Senator Moe was speaking at the closing ceremony for the Sixth International Conference on Higher Education (ICHE), held under the theme: Modern Education and Economic Stimulation: Innovation, Praxis and Sustainability. It concluded yesterday at the Hilton Barbados Resort.
“Within the Barbadian context, our efforts must coalesce around maintaining considerable levels of public and national investment in education at all levels, to ensure the maintenance of noticeably impressive returns on our investments. Currently, our TVET provision does not sufficiently meet the demands of matriculation and we turn away many students every year seeking spaces to study,” the Senator told the gathering of educators and students.
Adding that there was a need to expand capacity and access in our existing institutions, she said this would bring greater course diversity in diploma and degree offerings, broader apprenticeship offerings and a critical rationalisation of how and where resources are deployed to meet the emerging needs of the society.
Senator Moe also noted that the Erdiston Teachers’ Training College, the Barbados Community College, the Samuel Jackman Prescod Institute of Technology and the Barbados Vocational Training Board had completed the registration stage for accreditation with the Barbados Accreditation Council and were collaborating towards securing Institutional Accreditation.
She proffered the view that the focus for higher education institutions needed to be on education for sustainable development. That is, developing knowledge areas which addressed the vulnerabilities that threatened small-island developing states like Barbados. Two such areas, she pointed out, were environmental protection and disaster risk reduction.

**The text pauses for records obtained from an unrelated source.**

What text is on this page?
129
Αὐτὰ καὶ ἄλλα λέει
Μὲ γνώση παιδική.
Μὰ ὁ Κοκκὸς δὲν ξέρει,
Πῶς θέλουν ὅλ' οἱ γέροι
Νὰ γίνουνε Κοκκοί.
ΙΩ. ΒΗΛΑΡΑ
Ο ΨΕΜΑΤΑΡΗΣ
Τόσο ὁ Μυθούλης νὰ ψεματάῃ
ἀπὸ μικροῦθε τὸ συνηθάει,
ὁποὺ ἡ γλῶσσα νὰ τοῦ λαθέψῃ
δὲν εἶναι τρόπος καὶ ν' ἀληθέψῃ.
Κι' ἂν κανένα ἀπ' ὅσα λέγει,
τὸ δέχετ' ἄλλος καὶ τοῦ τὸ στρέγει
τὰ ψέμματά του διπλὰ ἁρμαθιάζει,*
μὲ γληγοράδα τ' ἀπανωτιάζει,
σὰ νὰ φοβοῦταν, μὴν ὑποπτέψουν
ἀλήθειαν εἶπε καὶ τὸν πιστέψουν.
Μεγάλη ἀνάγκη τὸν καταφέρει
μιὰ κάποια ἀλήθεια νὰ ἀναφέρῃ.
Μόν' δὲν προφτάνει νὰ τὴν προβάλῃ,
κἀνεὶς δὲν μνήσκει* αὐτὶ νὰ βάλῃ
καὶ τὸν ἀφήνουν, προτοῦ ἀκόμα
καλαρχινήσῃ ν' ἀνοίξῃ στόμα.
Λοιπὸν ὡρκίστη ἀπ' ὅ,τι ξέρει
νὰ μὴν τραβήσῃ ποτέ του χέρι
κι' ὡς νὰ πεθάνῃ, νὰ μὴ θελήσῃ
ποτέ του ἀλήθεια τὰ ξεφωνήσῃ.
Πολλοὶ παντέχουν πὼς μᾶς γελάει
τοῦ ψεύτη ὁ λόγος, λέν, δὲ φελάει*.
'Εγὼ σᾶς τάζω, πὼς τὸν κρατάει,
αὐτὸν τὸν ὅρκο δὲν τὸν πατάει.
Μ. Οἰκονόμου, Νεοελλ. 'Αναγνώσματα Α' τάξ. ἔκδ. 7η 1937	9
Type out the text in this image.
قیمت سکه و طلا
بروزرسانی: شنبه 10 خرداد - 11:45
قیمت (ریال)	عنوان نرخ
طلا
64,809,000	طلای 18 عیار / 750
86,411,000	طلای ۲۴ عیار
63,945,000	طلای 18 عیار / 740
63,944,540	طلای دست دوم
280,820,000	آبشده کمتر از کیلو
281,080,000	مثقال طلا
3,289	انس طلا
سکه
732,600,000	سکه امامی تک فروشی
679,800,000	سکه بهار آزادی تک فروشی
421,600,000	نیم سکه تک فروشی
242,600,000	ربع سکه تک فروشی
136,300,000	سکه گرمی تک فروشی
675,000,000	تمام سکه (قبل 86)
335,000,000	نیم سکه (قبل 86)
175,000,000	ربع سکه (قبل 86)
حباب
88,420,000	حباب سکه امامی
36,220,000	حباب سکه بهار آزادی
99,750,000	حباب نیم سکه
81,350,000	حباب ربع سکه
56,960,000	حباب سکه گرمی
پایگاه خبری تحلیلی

The ICHE also examined the potential for economic growth through the renewable energy sector. The Senator said programmes in photovoltaic installation and maintenance were now being offered and students were being introduced to new high-level techniques and skill sets. This would also provide opportunities for entrepreneurship, she explained while producing skilled craftsmen and technologists for the energy sector.
“This is a start! But, we recognise the importance of building this sector to provide services to the Caribbean region by offering scores of programmes from the Skills Training Programme all the way through to UWI. We did it with an innovative solar water heating industry and we can push on to position ourselves to put a substantial dent in our fossil fuel bill and CO2 emissions,” Senator Moe emphasized.
However, the Acting Education Minister said that in order to deliver this level of new training, “a fresh mind-set and a commitment to continuous professional development” was necessary in addition to new teaching and learning strategies.